Unanticipated Benefits of Online Learning
Certainly, there are challenges involved with studying art and other creative fields at this unique point in time.. According to Emma Egedal Nilsen, a student in her last year of the BA (Hons) Public Relations program at London College of Communication at the University of the Arts London, some necessary space and materials can simply not be accessed from home. Additionally, the increasing integration of art and technology -- such as laser cutting -- calls for access to laboratory equipment. And then there’s the fact that “staying at home also takes its toll on our inspiration and creativity, a vital part of our studies,” says Nilsen.
However, others insist that there may be some advantages to the new format. “Historically, the visual arts have been a solitary practice, so in some regard, it’s easier to reproduce this in a remote teaching context,” University of Arizona’s College of Fine Arts dean Andrew Schulz told Inside Higher Ed.
Furthermore, in learning to leverage technology, universities are teaching students to do the same. Said ASU associate professor in the School of Music, Dance and Theatre Joe Burgstaller, “We certainly didn’t anticipate having to move 1,000 courses online in five days, which was what happened in March. That experience pushed us to recognize that a lot of what we do can in fact be done through technology, because creativity doesn’t exist in a specific tool or a technology — it’s in whatever idea we can conceive of and develop. And the moment we’re in forces us to be creative and really use that muscle.”
For these and other reasons, principal lecturer in dance at ASU’s School of Music, Dance and Theatre Cynthia Roses-Thema is a long-term advocate for teaching design and the arts online. “The stumbling block sometimes is that teaching creativity requires digital tools and learning systems that are more open and flexible to potential and possible outcomes rather than fixed right answers.

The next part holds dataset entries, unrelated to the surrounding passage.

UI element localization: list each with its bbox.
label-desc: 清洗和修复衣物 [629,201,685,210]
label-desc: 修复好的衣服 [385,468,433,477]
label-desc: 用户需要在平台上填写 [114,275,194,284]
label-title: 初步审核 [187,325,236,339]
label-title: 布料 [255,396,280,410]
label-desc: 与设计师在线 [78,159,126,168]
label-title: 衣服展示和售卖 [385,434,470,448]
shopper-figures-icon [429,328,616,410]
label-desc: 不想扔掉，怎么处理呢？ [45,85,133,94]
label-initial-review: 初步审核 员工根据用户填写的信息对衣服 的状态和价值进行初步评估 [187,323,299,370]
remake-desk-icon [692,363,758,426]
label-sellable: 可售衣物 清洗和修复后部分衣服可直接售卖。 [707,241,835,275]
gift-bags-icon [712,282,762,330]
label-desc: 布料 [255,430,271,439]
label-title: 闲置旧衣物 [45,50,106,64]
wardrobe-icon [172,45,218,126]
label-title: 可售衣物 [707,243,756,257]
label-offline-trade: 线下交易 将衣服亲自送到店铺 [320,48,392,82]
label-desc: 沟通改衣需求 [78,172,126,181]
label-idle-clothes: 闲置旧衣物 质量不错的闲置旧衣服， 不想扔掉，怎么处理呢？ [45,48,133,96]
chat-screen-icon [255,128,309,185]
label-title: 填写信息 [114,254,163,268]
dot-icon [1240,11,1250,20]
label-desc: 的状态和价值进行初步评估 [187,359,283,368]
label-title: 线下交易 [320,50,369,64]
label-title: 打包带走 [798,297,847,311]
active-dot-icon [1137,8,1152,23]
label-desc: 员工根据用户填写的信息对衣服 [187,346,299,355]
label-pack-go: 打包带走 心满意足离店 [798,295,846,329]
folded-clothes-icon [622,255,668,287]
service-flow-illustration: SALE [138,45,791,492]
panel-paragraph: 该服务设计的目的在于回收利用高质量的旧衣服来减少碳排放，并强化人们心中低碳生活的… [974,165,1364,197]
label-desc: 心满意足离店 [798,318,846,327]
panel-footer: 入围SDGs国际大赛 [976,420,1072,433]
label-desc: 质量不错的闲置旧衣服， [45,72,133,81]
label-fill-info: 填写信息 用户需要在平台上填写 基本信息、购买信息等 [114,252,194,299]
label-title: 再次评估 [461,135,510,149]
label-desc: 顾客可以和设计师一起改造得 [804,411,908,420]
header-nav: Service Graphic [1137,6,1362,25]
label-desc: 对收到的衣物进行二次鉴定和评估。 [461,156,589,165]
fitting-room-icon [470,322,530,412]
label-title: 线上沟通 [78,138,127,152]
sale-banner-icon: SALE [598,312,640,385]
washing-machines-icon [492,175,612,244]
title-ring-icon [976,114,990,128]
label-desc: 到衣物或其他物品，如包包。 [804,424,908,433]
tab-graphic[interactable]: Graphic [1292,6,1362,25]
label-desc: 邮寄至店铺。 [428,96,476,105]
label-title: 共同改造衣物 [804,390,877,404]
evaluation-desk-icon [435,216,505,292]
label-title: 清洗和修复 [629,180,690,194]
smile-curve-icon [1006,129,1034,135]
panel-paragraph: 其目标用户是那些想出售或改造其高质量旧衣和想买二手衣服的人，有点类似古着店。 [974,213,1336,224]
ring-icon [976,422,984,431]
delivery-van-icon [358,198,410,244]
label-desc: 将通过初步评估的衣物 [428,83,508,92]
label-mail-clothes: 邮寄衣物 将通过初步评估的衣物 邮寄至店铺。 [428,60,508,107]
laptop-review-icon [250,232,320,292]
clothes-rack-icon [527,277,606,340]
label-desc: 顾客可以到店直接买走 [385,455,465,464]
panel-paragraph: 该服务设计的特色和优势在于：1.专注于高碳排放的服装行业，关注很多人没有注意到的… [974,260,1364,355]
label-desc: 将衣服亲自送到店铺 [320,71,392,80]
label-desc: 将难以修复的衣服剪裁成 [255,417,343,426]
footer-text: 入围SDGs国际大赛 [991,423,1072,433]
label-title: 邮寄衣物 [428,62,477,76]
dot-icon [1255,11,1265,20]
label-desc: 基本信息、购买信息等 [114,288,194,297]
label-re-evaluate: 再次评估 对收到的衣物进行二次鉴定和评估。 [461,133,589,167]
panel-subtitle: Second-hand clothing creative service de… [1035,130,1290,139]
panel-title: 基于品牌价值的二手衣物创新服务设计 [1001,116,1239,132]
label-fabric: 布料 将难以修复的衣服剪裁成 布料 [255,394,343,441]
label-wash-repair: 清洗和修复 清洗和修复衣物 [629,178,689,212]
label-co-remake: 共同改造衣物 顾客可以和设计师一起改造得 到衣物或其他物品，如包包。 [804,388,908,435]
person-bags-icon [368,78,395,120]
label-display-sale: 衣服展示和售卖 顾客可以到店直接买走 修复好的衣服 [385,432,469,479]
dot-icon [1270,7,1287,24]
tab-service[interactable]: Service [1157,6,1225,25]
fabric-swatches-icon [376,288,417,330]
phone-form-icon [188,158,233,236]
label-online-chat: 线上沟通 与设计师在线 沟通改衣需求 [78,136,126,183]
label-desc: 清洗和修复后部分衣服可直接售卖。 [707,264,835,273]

With each new digital tool that ASU provides there are more creative possibilities, but I feel we are only at the beginning.”
And even the reluctant are coming around. For example, ASU Guggenheim-winning associate professor Liz Cohen was not excited about the prospect of teaching online, but resolved to make the most of it. The outcome was surprising. She ended up enjoying the “dynamic relationship” that emerged -- not to mention the ease and convenience of teaching via the school’s platform.
Even something as simple as requiring students to change their Zoom backgrounds to relate to the topic of the day can be used to enhance learning, according to Cohen.
Online Exhibitions and Performances
Given that the arts are also intended to be shared, the cancellation of in-person events like art shows, concerts, theater, and dance performances has not been ideal. However, many schools have found ways to move these online. Others are requiring students to show their learning in different ways, such as through research papers.
Regardless of the changes, insiders are quick to point out that the arts -- and arts education -- will find a way to survive and thrive. ASU’s Herberger Institute for the Design and the Arts Dean Steven J. Tepper says, “We certainly didn’t anticipate having to move 1,000 courses online in five days, which was what happened in March. That experience pushed us to recognize that a lot of what we do can in fact be done through technology, because creativity doesn’t exist in a specific tool or a technology — it’s in whatever idea we can conceive of and develop. And the moment we’re in forces us to be creative and really use that muscle.”
And while there’s no denying that obstacles do exist, the outlook is optimistic. “Artists are resilient, innovative and imaginative, and we’ll figure it out. It might look different than we’re used to -- the whole landscape is going to look different,” concludes Schulz.